Der russische Präsident Putin hat erneut seine angebliche Bereitschaft zu Verhandlungen bekräftigt, allerdings nur zu Bedingungen, die nicht die Rückgabe von eroberten Gebieten beinhalten, die nach internationalem Recht unrechtmäßig beschlagnahmt wurden. Während seines Besuchs in Weißrussland äußerte er sich wie folgt: "Die Leute bringen das Thema der Wiederaufnahme von Verhandlungen wieder zur Sprache". Er fügte jedoch hinzu: "Wir sollten sie wieder aufnehmen, aber nicht auf der Grundlage der Erwartungen der einen Seite, sondern auf der Grundlage der gegenwärtigen Realitäten vor Ort."
Russland hält derzeit etwa ein Fünftel des Nachbarlandes Ukraine. Die Ukraine hat immer wieder erklärt, dass der Abzug der russischen Truppen aus ihrem Land eine entscheidende Voraussetzung für einen dauerhaften Frieden ist.
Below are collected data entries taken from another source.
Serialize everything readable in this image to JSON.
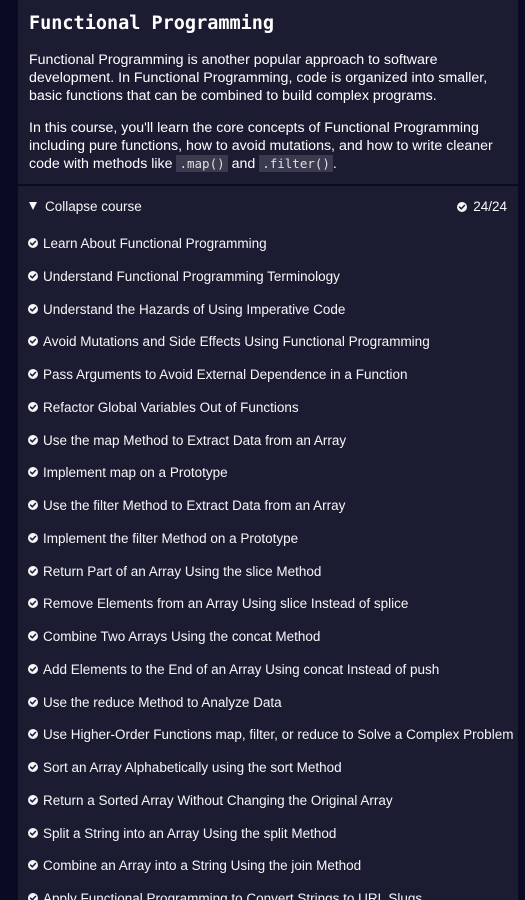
{
  "course": {
    "title": "Functional Programming",
    "description_1": "Functional Programming is another popular approach to software development. In Functional Programming, code is organized into smaller, basic functions that can be combined to build complex programs.",
    "description_2_before": "In this course, you'll learn the core concepts of Functional Programming including pure functions, how to avoid mutations, and how to write cleaner code with methods like ",
    "code_map": ".map()",
    "description_2_and": " and ",
    "code_filter": ".filter()",
    "description_2_after": "."
  },
  "toggle": {
    "label": "Collapse course",
    "progress": "24/24"
  },
  "challenges": [
    "Learn About Functional Programming",
    "Understand Functional Programming Terminology",
    "Understand the Hazards of Using Imperative Code",
    "Avoid Mutations and Side Effects Using Functional Programming",
    "Pass Arguments to Avoid External Dependence in a Function",
    "Refactor Global Variables Out of Functions",
    "Use the map Method to Extract Data from an Array",
    "Implement map on a Prototype",
    "Use the filter Method to Extract Data from an Array",
    "Implement the filter Method on a Prototype",
    "Return Part of an Array Using the slice Method",
    "Remove Elements from an Array Using slice Instead of splice",
    "Combine Two Arrays Using the concat Method",
    "Add Elements to the End of an Array Using concat Instead of push",
    "Use the reduce Method to Analyze Data",
    "Use Higher-Order Functions map, filter, or reduce to Solve a Complex Problem",
    "Sort an Array Alphabetically using the sort Method",
    "Return a Sorted Array Without Changing the Original Array",
    "Split a String into an Array Using the split Method",
    "Combine an Array into a String Using the join Method",
    "Apply Functional Programming to Convert Strings to URL Slugs"
  ],
  "colors": {
    "page_background": "#0a0a23",
    "panel_background": "#1b1b32",
    "text": "#f5f6f7",
    "code_background": "#3b3b4f"
  },
  "icons": {
    "completed": "check-circle-icon",
    "toggle": "caret-down-icon"
  }
}
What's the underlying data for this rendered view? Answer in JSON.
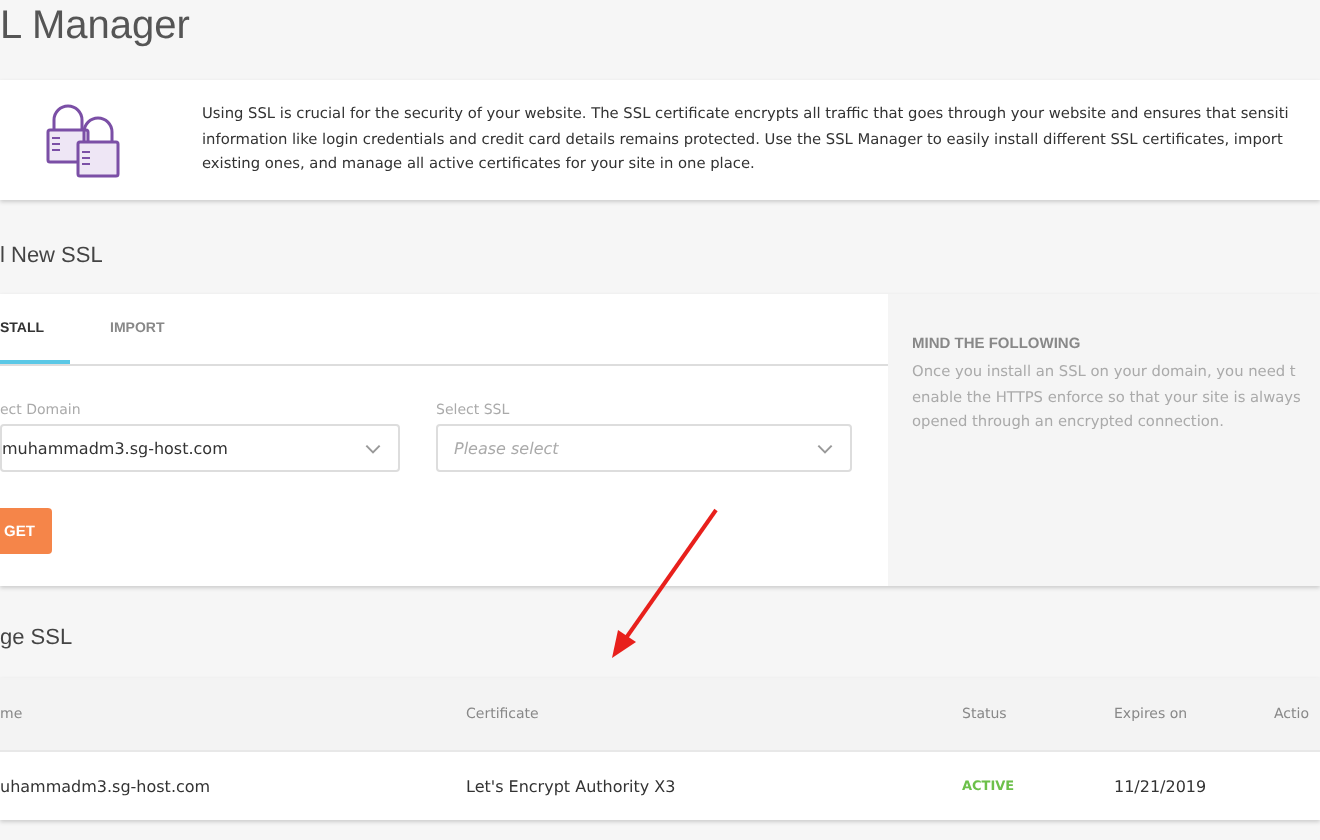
{
  "page_title": "L Manager",
  "info": {
    "lines": [
      "Using SSL is crucial for the security of your website. The SSL certificate encrypts all traffic that goes through your website and ensures that sensiti",
      "information like login credentials and credit card details remains protected. Use the SSL Manager to easily install different SSL certificates, import",
      "existing ones, and manage all active certificates for your site in one place."
    ]
  },
  "new_ssl": {
    "title": "l New SSL",
    "tabs": [
      {
        "label": "STALL",
        "selected": true
      },
      {
        "label": "IMPORT",
        "selected": false
      }
    ],
    "fields": [
      {
        "label": "ect Domain",
        "value": "muhammadm3.sg-host.com"
      },
      {
        "label": "Select SSL",
        "placeholder": "Please select"
      }
    ],
    "button": "GET",
    "note": {
      "title": "MIND THE FOLLOWING",
      "lines": [
        "Once you install an SSL on your domain, you need t",
        "enable the HTTPS enforce so that your site is always",
        "opened through an encrypted connection."
      ]
    }
  },
  "manage_ssl": {
    "title": "ge SSL",
    "table": {
      "columns": [
        "me",
        "Certificate",
        "Status",
        "Expires on",
        "Actio"
      ],
      "rows": [
        {
          "name": "uhammadm3.sg-host.com",
          "certificate": "Let's Encrypt Authority X3",
          "status": "ACTIVE",
          "expires": "11/21/2019"
        }
      ]
    }
  }
}
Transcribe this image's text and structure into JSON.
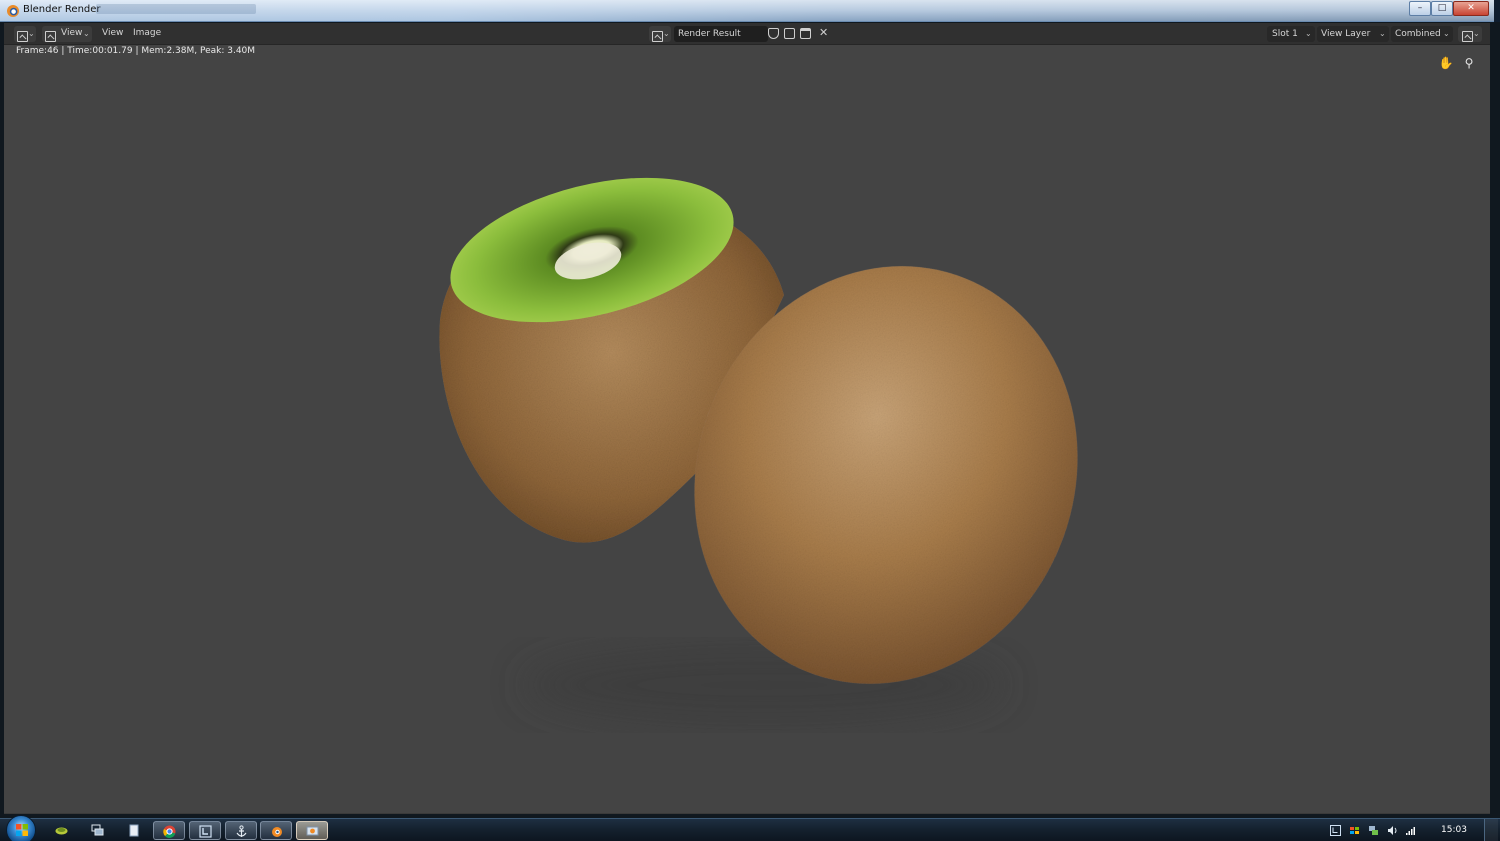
{
  "window": {
    "title": "Blender Render"
  },
  "header": {
    "menu": [
      "View",
      "View",
      "Image"
    ],
    "image_name": "Render Result",
    "slot": "Slot 1",
    "view_layer": "View Layer",
    "pass": "Combined"
  },
  "viewport": {
    "render_info": "Frame:46 | Time:00:01.79 | Mem:2.38M, Peak: 3.40M"
  },
  "taskbar": {
    "clock": "15:03"
  },
  "colors": {
    "viewport_bg": "#444444",
    "header_bg": "#303030",
    "kiwi_skin": "#a57a48",
    "kiwi_flesh": "#7fb23a"
  },
  "icons": {
    "header_left": [
      "image-editor-icon",
      "view-mode-icon"
    ],
    "image_tools": [
      "shield-icon",
      "duplicate-icon",
      "open-folder-icon",
      "close-icon"
    ],
    "gizmos": [
      "hand-pan-icon",
      "zoom-icon"
    ],
    "taskbar_apps": [
      "leaf-app-icon",
      "network-icon",
      "file-icon",
      "chrome-icon",
      "edit-icon",
      "anchor-icon",
      "blender-icon",
      "blender-render-icon"
    ],
    "tray": [
      "tray-app-icon",
      "flag-icon",
      "network-tray-icon",
      "speaker-icon",
      "signal-icon"
    ]
  }
}
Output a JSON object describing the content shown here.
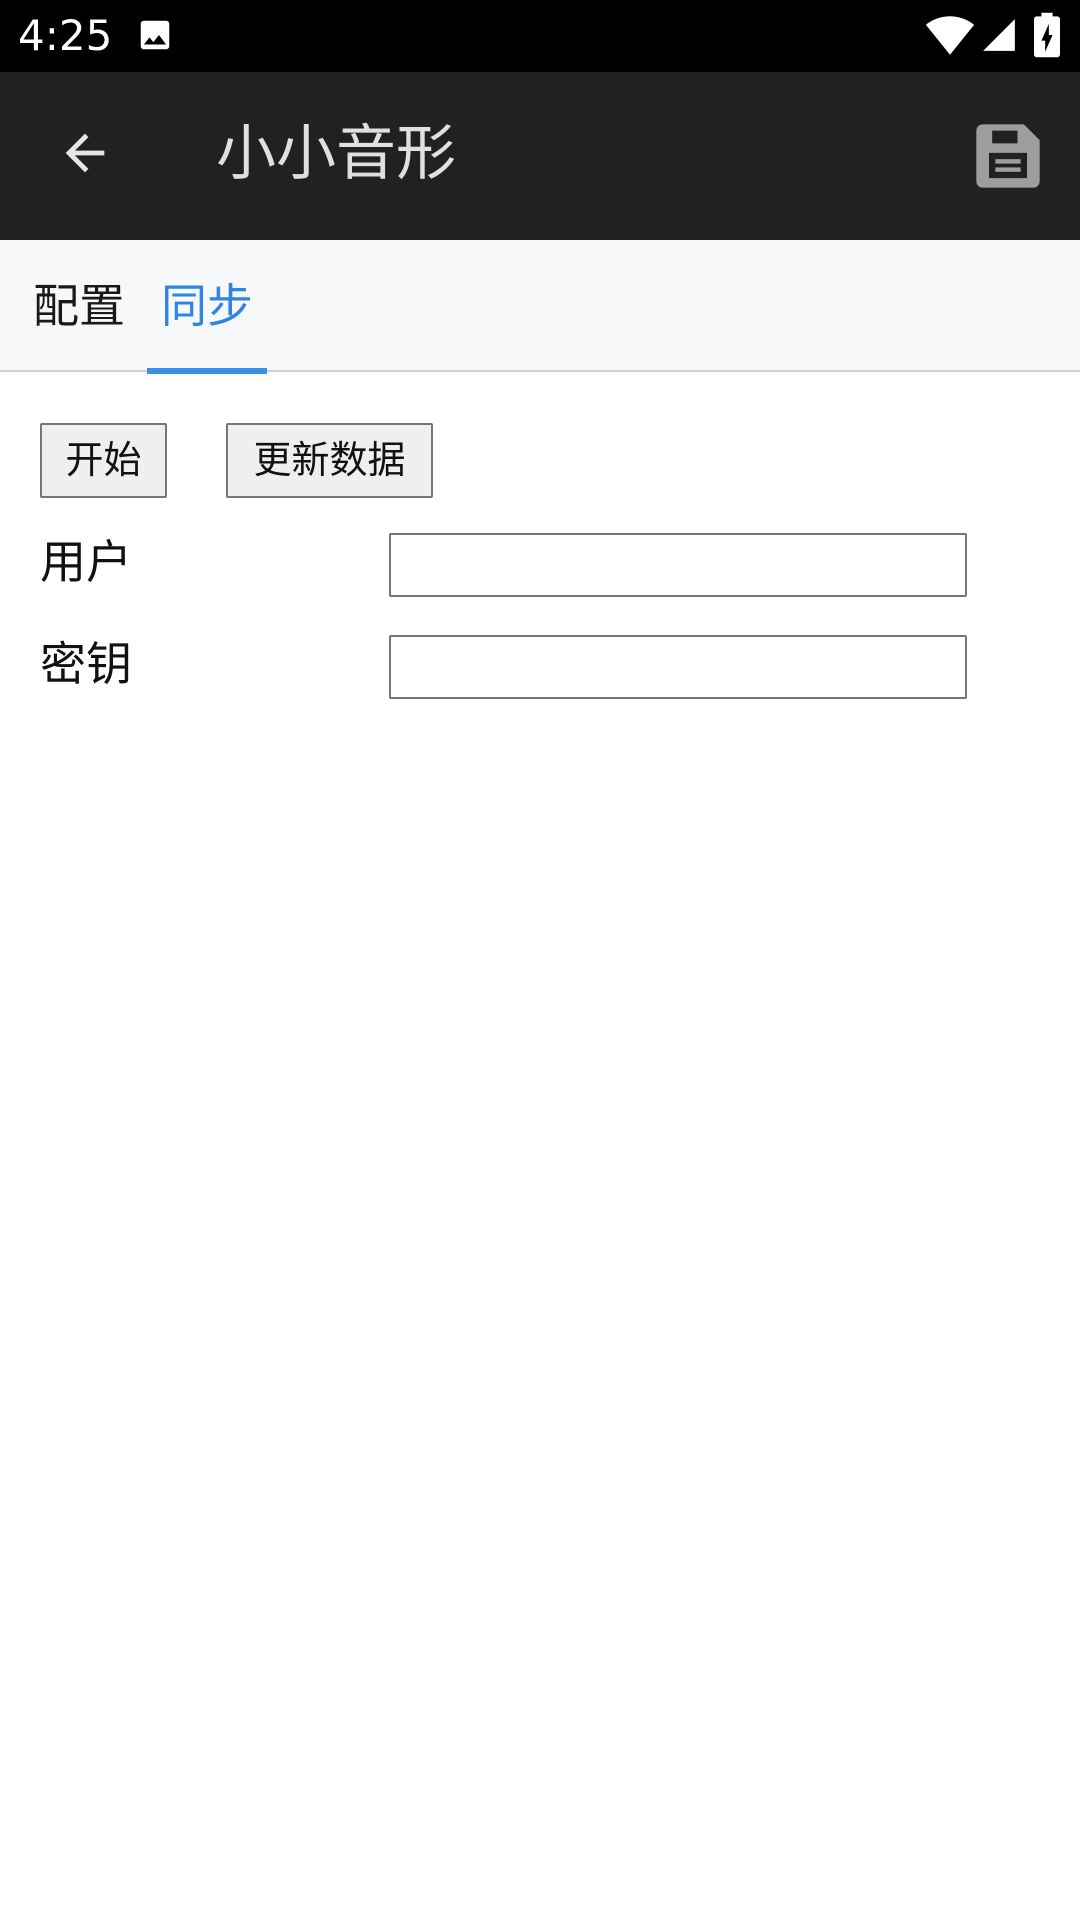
{
  "status_bar": {
    "time": "4:25",
    "icons": [
      "image-icon",
      "wifi-icon",
      "signal-icon",
      "battery-charging-icon"
    ]
  },
  "app_bar": {
    "title": "小小音形",
    "back_icon": "arrow-back-icon",
    "save_icon": "floppy-save-icon"
  },
  "tabs": [
    {
      "label": "配置",
      "selected": false
    },
    {
      "label": "同步",
      "selected": true
    }
  ],
  "sync": {
    "start_button": "开始",
    "update_button": "更新数据",
    "user_label": "用户",
    "user_value": "",
    "key_label": "密钥",
    "key_value": ""
  },
  "colors": {
    "status_bar": "#000000",
    "app_bar": "#212121",
    "tab_active": "#2f86e0",
    "tab_bar": "#f7f8fa"
  }
}
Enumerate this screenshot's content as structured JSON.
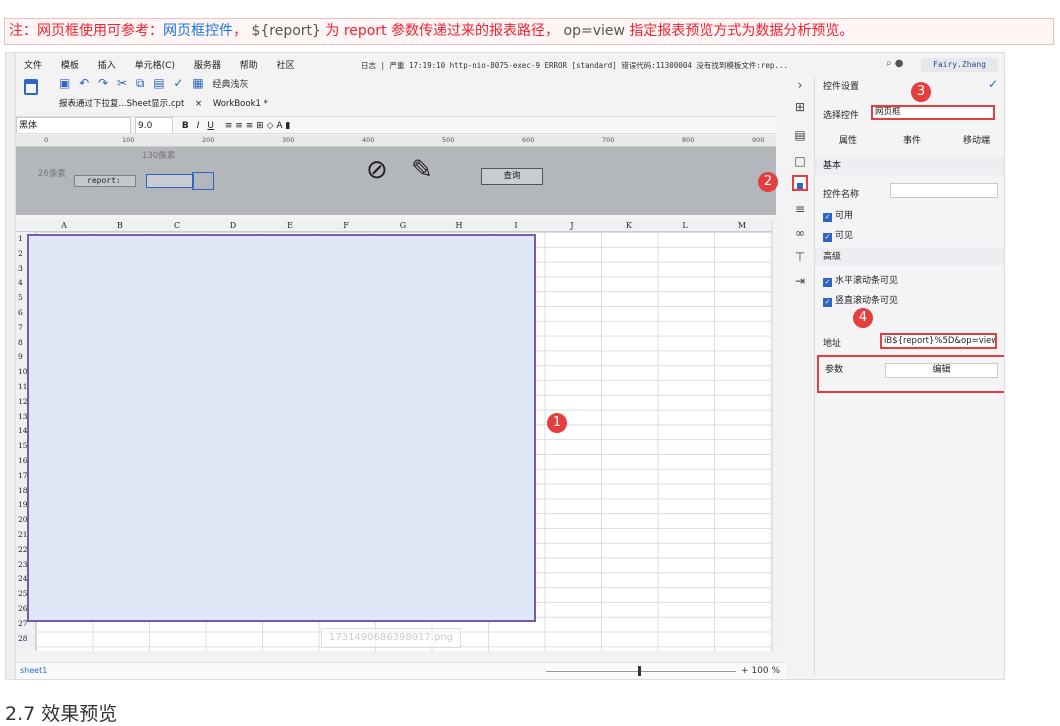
{
  "note": {
    "prefix": "注：网页框使用可参考：",
    "link": "网页框控件",
    "sep": "，",
    "report_var": "${report}",
    "mid": "为 report 参数传递过来的报表路径，",
    "op": "op=view",
    "suffix": "指定报表预览方式为数据分析预览。"
  },
  "menubar": {
    "items": [
      "文件",
      "模板",
      "插入",
      "单元格(C)",
      "服务器",
      "帮助",
      "社区"
    ],
    "log": "日志 | 严重 17:19:10 http-nio-8075-exec-9 ERROR [standard] 错误代码:11300004 没有找到模板文件:rep...",
    "user": "Fairy.Zhang"
  },
  "toolbar": {
    "classic": "经典浅灰",
    "tab1": "报表通过下拉复...Sheet显示.cpt",
    "tab2": "WorkBook1 *"
  },
  "format": {
    "font": "黑体",
    "size": "9.0"
  },
  "ruler": {
    "marks": [
      "0",
      "100",
      "200",
      "300",
      "400",
      "500",
      "600",
      "700",
      "800",
      "900"
    ]
  },
  "param": {
    "px130": "130像素",
    "px26": "26像素",
    "label": "report:",
    "query": "查询"
  },
  "grid": {
    "columns": [
      "A",
      "B",
      "C",
      "D",
      "E",
      "F",
      "G",
      "H",
      "I",
      "J",
      "K",
      "L",
      "M"
    ],
    "rows": [
      "1",
      "2",
      "3",
      "4",
      "5",
      "6",
      "7",
      "8",
      "9",
      "10",
      "11",
      "12",
      "13",
      "14",
      "15",
      "16",
      "17",
      "18",
      "19",
      "20",
      "21",
      "22",
      "23",
      "24",
      "25",
      "26",
      "27",
      "28"
    ]
  },
  "watermark": "1731490686398017.png",
  "status": {
    "sheet": "sheet1",
    "zoom": "+ 100 %"
  },
  "panel": {
    "title": "控件设置",
    "select_label": "选择控件",
    "select_value": "网页框",
    "tabs": [
      "属性",
      "事件",
      "移动端"
    ],
    "basic": "基本",
    "name_label": "控件名称",
    "enabled": "可用",
    "visible": "可见",
    "advanced": "高级",
    "hscroll": "水平滚动条可见",
    "vscroll": "竖直滚动条可见",
    "addr_label": "地址",
    "addr_value": "iB${report}%5D&op=view",
    "param_label": "参数",
    "edit": "编辑"
  },
  "badges": [
    "1",
    "2",
    "3",
    "4"
  ],
  "footer": "2.7 效果预览"
}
Während seines Besuchs in Weißrussland erklärte Putin außerdem, dass Wolodymyr Zelenskij, der derzeitige Präsident der Ukraine, nicht mehr das legitime Oberhaupt des Landes sei. Diese umstrittene Erklärung wurde abgegeben, als Zelenskys offizielle fünfjährige Amtszeit am vergangenen Montag zu Ende ging. Aufgrund des Einmarsches Moskaus herrscht in der Ukraine jedoch seit mehr als zwei Jahren das Kriegsrecht, und gemäß der ukrainischen Verfassung wird Zelensky so lange an der Macht bleiben, bis Neuwahlen abgehalten werden können.
Nach Ansicht des Nato-Generalsekretärs Jens Stoltenberg ist Chinas Hilfe für Moskau von grundlegender Bedeutung für den anhaltenden Krieg in der Ukraine. In einem Gespräch mit der Welt am Sonntag teilte er seine Sichtweise mit: "China behauptet, es wolle harmonische Beziehungen zum Westen unterhalten. Doch gleichzeitig unterstützt Peking den Konflikt in Europa. Man kann nicht beides haben." Der Verkauf von Maschinenteilen, Mikroelektronik und anderen Technologien, die Russland zur Herstellung von Raketen, Panzern und Flugzeugen nutzt, die gegen die Ukraine eingesetzt werden, hat deutlich zugenommen. "Chinas Unterstützung ist für den russischen Angriffskrieg von zentraler Bedeutung", so Stoltenberg.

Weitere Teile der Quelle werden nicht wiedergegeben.